Piñon Project advocates will organize regular meetings for those involved and identify options and services available for families including health care options and workforce services.

“Through that wraparound, services become extremely individualized,” Unrein said.

The program is for children and teens that may be bipolar or live with anxiety disorders, depression and other disorders. Often, these children and teens are sent outside the community for treatment, but once they return, the family may not be prepared to help transition the child back into the home, said Carmen Samora, the wraparound facilitator. This can lead to recidivism.

So one of the main goals of the program is to reduce the number of children placed in foster homes or taken out of the community for residential treatment by looking at the family as a whole, Unrein said.

“My hope is to have agencies and services integrate to provide a family-focused plan,” said Samora.

For example, the parents of these children may be faced with conflicting requirements from different agencies. CPS and probation conditions might require overlapping classes, Samora said. Meeting with all the agencies to create one plan is meant to reduce frustration and increase success.

In the first year, the Piñon Project hopes to serve 15 families. The families would receive services for as a long as necessary, but the goal would be to transition them out after 12 months.

The Piñon Project just finished a six-month planning process for the new program. Samora and a family advocate, who had first hand experience as a client with some of the agencies, have been hired work with the families. But the two must complete their training before the program will start accepting families.

The Communities of Excellence Grant provided $30,000 for the first year and $40,000 for the second year of the program. This year the Piñon Project also received $20,000 of matching funds from the state. The Communities of Excellence funding runs in three-year cycles and during that time, the Piñon Project must develop a way for it to become a sustainable program through other sources.

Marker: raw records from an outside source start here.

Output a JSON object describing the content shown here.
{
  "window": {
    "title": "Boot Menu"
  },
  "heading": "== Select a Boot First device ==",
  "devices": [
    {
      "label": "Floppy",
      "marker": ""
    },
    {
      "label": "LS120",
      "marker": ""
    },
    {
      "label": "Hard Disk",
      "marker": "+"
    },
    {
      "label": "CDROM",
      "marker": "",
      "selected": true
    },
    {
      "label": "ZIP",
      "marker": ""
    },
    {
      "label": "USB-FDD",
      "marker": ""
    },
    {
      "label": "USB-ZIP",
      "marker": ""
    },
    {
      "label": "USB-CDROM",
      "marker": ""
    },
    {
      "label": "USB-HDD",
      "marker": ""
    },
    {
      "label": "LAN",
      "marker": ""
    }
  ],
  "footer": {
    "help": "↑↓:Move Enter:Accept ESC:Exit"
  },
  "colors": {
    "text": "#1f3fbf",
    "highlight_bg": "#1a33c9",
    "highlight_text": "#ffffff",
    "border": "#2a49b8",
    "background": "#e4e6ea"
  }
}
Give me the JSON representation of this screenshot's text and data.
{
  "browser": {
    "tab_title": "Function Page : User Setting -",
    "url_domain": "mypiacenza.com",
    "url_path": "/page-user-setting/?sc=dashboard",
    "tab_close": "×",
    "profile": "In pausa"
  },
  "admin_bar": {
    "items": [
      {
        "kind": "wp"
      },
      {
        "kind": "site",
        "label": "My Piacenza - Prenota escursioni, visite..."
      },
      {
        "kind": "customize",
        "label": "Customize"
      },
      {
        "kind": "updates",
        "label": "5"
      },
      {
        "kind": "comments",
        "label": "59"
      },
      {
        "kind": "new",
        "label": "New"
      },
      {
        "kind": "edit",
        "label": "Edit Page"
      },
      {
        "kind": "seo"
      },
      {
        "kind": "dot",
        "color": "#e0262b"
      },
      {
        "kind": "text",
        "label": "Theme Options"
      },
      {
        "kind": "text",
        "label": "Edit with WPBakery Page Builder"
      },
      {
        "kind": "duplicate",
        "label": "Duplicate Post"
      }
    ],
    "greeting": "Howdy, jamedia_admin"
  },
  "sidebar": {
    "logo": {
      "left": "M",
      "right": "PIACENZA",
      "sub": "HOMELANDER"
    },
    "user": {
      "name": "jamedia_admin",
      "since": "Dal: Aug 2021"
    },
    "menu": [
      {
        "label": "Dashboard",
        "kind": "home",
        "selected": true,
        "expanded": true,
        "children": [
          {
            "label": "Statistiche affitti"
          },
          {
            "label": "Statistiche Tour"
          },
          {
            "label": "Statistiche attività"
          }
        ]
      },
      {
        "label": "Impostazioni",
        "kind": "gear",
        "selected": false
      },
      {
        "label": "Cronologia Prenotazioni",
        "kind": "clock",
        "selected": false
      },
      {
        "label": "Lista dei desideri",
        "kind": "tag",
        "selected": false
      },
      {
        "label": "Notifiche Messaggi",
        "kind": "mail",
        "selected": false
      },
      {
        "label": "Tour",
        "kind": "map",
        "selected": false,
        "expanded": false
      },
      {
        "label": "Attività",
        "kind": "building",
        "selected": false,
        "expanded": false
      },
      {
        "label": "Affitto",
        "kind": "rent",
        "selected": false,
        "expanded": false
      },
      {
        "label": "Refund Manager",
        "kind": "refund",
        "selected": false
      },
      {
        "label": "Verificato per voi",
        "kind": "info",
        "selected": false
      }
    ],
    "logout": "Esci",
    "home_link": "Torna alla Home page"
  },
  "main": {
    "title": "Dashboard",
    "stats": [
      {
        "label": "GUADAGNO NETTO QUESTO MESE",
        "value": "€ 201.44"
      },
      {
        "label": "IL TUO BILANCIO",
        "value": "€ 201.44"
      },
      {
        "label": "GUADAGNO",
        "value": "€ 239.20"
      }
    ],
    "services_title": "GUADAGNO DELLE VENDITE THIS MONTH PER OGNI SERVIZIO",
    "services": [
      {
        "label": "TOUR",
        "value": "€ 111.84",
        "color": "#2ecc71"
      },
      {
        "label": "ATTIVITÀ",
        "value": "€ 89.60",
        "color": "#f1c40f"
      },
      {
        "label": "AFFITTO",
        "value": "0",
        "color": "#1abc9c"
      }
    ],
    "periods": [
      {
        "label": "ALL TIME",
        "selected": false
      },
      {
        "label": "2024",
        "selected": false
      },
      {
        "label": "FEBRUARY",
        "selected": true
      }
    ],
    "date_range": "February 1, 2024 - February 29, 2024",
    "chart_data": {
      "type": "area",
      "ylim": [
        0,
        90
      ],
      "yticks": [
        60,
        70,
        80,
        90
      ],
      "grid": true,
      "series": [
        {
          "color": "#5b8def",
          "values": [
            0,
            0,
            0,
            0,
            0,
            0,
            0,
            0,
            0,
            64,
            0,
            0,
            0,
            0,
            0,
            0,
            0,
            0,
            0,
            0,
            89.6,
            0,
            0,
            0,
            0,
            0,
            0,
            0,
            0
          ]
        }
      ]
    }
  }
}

As part of the grant the Piñon Project will also work to do trauma education with different agencies to help government agencies and nonprofits understand trauma may surface as behavioral problems like classroom outbursts.

“Many times people will ask ‘What’s wrong with you?’ Through this grant we hope to inform and educate around trauma and get agency professionals to adopt trauma informed policies and begin asking the question ‘What happened to you?’ said Unrein.

The Piñon Project will do this through organizational assessments, trainings and an annual trauma summit.